No menos inquietante es la incapacidad para ir al fondo, hacerlo sin complejos y saber lo que nos jugamos. Ante esa incapacidad es lógico que aparezcan iniciativas unilaterales, como la francesa. Será acertada o no, pero el mensaje es claro: a falta de una política común, que cada uno se las arregle como pueda. Y en esto España es un ejemplo de incapacidad y paradojas. Los ciudadanos están inquietos ante la inmigración y me remito a los datos de la encuesta que este periódico publicó el pasado domingo; sin embargo la clase política elude ese problema o lo afronta a base de tópicos. Es lo que ocurre también con la violencia juvenil, la criminalidad y tantos otros temas incómodos. Parecen tabúes y no es posible abordarlos sin que te lluevan calificativos de xenófobo o autoritario. Pero hay que abordarlo porque necesitamos a los inmigrantes. Si cada mañana amanece y España se pone en marcha es gracias a ellos. En Francia e Italia se convocó el pasado 1 de marzo a los inmigrantes para que no consumiesen nada durante un día. El lema de era Una jornada sin nosotros. Decía Le Point: «Imagínense. Un lunes en el que el metro esté vacío y las obras se paralicen. En el que los restaurantes de repente no tengan cocineros…¿Parece imposible? Pues es precisamente lo que ocurriría si los inmigrantes y sus descendientes dejaran de trabajar durante una jornada». La inmigración suple la falta de relevo generacional pero, pese a ello, hay rechazo.

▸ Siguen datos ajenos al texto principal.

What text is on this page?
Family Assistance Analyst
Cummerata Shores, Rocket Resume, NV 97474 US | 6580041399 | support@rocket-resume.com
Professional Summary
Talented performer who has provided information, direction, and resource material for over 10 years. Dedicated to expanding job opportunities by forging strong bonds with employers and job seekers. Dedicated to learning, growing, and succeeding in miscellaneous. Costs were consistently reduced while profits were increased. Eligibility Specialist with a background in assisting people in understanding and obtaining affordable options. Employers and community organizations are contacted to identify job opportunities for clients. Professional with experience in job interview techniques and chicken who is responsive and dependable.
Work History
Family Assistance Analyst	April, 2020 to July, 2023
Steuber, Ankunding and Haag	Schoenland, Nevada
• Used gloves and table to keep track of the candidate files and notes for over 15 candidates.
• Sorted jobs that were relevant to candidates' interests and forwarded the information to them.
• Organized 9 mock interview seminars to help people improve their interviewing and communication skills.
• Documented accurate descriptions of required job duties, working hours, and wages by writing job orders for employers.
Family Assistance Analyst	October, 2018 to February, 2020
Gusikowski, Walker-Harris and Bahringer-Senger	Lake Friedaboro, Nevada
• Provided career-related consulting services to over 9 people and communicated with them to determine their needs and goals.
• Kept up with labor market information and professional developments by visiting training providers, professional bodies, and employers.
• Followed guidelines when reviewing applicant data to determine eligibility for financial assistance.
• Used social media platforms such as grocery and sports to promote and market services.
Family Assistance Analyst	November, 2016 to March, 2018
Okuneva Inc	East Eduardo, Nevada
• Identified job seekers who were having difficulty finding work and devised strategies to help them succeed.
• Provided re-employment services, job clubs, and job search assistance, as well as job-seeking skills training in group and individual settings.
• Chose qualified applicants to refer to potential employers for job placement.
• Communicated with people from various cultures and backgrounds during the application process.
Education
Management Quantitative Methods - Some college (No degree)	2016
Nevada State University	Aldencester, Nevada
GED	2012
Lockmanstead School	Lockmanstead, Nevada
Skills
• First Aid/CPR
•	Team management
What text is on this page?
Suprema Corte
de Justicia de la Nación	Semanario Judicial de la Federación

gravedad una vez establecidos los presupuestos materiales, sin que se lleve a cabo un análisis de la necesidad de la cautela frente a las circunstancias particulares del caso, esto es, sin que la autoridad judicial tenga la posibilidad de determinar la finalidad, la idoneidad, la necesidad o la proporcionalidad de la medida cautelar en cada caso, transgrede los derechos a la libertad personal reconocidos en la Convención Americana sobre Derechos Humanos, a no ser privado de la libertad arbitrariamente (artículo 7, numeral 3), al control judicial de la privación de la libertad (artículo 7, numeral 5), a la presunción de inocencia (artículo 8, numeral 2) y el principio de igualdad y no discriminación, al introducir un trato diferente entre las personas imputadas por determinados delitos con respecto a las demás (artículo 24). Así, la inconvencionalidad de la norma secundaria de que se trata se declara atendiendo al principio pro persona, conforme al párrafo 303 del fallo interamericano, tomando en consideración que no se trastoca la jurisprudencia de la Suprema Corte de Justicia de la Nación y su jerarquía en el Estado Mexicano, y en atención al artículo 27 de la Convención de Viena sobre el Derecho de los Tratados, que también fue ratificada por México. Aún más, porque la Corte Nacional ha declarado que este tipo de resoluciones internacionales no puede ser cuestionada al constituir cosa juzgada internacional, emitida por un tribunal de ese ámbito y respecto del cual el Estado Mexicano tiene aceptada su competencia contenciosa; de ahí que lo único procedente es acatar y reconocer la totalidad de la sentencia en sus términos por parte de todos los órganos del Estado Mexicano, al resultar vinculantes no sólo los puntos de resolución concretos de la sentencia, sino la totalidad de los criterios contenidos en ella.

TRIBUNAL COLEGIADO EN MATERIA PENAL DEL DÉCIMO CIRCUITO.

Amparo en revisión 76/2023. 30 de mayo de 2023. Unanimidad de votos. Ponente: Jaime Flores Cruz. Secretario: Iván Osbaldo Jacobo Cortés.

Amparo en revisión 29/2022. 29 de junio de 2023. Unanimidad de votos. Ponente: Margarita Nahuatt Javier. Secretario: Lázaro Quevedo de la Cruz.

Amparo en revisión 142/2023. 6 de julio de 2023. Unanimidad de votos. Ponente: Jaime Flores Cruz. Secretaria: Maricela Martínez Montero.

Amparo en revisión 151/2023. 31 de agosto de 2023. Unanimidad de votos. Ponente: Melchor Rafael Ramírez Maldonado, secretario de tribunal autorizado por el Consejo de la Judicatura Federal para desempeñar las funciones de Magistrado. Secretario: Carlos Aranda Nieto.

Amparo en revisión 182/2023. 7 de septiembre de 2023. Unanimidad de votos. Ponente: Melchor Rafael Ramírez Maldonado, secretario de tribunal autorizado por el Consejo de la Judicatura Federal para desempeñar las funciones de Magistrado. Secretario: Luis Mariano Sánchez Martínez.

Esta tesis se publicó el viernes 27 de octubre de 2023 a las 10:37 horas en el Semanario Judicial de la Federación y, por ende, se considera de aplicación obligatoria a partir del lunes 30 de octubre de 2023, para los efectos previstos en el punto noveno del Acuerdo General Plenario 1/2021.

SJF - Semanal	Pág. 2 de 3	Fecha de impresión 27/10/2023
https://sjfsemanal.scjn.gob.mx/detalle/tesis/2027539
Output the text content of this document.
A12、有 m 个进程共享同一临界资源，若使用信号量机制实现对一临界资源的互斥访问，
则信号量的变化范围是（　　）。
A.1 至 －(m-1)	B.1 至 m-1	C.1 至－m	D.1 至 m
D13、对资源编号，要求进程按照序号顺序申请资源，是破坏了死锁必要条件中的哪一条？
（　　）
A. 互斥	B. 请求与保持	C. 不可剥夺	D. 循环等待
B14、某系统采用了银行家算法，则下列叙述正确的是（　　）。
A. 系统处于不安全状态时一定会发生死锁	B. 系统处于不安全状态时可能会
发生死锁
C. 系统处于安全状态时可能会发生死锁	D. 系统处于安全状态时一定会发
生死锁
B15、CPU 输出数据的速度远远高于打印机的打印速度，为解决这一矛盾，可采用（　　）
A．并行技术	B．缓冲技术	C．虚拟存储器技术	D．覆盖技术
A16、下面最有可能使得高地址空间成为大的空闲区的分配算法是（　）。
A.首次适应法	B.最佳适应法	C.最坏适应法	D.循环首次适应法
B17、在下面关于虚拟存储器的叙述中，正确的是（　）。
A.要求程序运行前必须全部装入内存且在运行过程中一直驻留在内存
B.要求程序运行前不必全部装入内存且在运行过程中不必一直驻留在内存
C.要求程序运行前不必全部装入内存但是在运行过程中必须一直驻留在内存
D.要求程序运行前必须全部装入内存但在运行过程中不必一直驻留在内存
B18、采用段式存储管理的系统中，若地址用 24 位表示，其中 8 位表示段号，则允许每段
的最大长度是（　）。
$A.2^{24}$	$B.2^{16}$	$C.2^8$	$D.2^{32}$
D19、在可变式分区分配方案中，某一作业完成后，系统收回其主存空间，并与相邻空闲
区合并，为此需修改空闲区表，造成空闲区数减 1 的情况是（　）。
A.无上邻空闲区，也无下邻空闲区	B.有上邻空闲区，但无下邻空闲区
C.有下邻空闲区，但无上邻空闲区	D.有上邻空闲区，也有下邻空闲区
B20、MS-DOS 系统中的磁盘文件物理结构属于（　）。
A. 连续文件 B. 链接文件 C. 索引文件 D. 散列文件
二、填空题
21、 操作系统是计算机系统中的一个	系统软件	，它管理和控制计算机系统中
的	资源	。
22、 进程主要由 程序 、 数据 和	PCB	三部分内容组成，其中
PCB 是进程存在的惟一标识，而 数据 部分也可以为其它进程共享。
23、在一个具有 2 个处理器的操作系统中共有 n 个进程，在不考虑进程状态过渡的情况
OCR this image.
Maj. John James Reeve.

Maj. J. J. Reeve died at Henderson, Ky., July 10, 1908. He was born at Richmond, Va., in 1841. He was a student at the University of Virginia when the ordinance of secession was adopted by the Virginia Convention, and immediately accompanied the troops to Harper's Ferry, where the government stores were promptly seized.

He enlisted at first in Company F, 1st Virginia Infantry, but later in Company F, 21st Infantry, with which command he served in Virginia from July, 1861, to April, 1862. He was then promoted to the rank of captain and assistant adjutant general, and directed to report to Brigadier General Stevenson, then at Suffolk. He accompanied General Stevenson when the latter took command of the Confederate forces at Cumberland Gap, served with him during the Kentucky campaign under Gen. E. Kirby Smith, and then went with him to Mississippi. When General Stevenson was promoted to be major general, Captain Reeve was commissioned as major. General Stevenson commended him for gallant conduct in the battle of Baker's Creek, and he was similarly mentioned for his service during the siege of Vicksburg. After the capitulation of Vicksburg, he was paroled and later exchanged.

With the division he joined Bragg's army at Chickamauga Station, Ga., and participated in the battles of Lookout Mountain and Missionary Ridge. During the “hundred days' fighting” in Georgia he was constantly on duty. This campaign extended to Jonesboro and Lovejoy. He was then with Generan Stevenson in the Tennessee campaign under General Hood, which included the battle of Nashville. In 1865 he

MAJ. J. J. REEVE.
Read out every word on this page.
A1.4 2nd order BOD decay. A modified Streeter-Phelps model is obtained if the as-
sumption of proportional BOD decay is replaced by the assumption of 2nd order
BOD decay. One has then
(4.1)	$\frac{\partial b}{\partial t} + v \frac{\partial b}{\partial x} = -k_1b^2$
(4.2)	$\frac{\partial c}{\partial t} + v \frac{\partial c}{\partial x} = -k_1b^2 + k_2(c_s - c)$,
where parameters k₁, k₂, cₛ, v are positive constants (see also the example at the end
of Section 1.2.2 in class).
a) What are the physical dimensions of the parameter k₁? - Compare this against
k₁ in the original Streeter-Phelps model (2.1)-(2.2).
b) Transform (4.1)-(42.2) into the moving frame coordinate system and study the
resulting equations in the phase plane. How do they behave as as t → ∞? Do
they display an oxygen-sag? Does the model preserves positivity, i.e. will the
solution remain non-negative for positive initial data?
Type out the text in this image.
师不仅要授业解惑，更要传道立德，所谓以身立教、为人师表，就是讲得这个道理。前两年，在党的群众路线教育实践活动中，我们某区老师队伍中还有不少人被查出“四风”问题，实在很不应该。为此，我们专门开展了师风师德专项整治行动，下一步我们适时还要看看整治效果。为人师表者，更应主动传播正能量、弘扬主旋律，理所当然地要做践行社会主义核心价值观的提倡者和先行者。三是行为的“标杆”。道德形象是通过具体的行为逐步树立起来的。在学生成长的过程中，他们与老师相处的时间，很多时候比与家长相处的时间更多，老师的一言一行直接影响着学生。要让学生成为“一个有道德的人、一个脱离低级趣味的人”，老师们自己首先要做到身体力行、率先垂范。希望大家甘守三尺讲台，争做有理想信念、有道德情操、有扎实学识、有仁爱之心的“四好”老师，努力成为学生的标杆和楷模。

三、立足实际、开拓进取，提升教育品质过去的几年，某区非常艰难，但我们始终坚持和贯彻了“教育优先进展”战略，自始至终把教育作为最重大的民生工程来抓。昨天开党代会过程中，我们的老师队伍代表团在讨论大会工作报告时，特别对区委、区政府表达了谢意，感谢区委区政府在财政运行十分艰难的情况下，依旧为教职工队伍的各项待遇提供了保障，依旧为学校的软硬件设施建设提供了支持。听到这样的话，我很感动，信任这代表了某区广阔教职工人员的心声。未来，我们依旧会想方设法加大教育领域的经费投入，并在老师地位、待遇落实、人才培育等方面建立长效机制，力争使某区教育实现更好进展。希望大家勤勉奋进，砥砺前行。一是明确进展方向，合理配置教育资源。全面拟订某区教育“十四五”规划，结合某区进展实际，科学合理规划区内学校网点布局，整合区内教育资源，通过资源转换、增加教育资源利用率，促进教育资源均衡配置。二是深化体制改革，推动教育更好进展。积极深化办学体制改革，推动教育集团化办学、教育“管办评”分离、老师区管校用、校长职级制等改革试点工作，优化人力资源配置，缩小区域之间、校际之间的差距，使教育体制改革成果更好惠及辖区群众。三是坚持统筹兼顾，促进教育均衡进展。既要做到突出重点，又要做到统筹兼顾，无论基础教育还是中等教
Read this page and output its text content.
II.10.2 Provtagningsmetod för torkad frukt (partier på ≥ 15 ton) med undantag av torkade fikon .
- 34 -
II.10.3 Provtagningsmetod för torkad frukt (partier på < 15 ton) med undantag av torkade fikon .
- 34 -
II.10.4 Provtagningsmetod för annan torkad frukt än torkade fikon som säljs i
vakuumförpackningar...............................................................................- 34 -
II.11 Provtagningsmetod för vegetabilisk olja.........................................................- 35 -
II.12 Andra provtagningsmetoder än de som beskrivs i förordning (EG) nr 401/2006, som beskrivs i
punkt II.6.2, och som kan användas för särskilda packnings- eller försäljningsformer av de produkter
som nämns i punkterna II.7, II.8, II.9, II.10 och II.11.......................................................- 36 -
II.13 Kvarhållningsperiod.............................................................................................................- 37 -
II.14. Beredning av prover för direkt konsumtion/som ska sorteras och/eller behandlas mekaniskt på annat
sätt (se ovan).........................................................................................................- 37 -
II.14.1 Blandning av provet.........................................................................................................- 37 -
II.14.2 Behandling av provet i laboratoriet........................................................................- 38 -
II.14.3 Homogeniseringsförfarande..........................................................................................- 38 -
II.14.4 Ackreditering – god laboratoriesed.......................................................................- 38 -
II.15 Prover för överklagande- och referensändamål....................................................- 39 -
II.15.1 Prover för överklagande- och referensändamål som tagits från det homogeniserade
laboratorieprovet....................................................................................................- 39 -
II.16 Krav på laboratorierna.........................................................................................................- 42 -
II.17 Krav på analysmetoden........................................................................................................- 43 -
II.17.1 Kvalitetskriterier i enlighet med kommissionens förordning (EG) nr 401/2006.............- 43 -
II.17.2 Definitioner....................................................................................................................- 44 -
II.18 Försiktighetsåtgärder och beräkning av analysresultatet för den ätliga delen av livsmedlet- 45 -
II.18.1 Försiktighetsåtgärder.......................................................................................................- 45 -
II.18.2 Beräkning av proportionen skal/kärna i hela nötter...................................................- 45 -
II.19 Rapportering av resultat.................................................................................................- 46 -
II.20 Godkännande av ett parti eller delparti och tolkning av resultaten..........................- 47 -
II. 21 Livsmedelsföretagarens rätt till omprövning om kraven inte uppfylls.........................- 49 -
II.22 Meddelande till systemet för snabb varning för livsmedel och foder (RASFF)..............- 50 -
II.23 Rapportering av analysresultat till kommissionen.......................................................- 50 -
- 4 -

Que un país que vive una catástrofe demográfica, con todo lo que eso implica –por lo pronto que el sistema de pensiones sea insostenible–, se revuelva ante lo que considera inmigración masiva puede obedecer a varias razones: o porque está instalado en la paradoja o porque no ha habido una política de extranjería ordenada, sostenible sino de «puertas abiertas», con renuncia a fomentar la llegada de inmigrantes que se integren, que no se aíslen en guetos. Es lo que pasa cuando lo que llega, más que mano de obra, es miseria, marginalidad e indigencia o cuando se trasplanta a un tejido social consolidado, gentes de difícil integración. Quizás el primer derecho de un inmigrante es que no se haga demagogia ni falso humanitarismo a su costa, ni que sea mercancía de tráfico ideológico ni pretexto para inyectar un multiculturalismo que desdibuje nuestras señas de identidad, nuestras raíces culturales y, en especial, religiosas. Los principales perjudicados son ellos y luego todos nosotros. La facilitación, el descontrol, acaba en rechazo y conflictividad social, lleva a la xenofobia, al racismo y a que afloren tendencias políticas radicales. Ejemplos no faltan.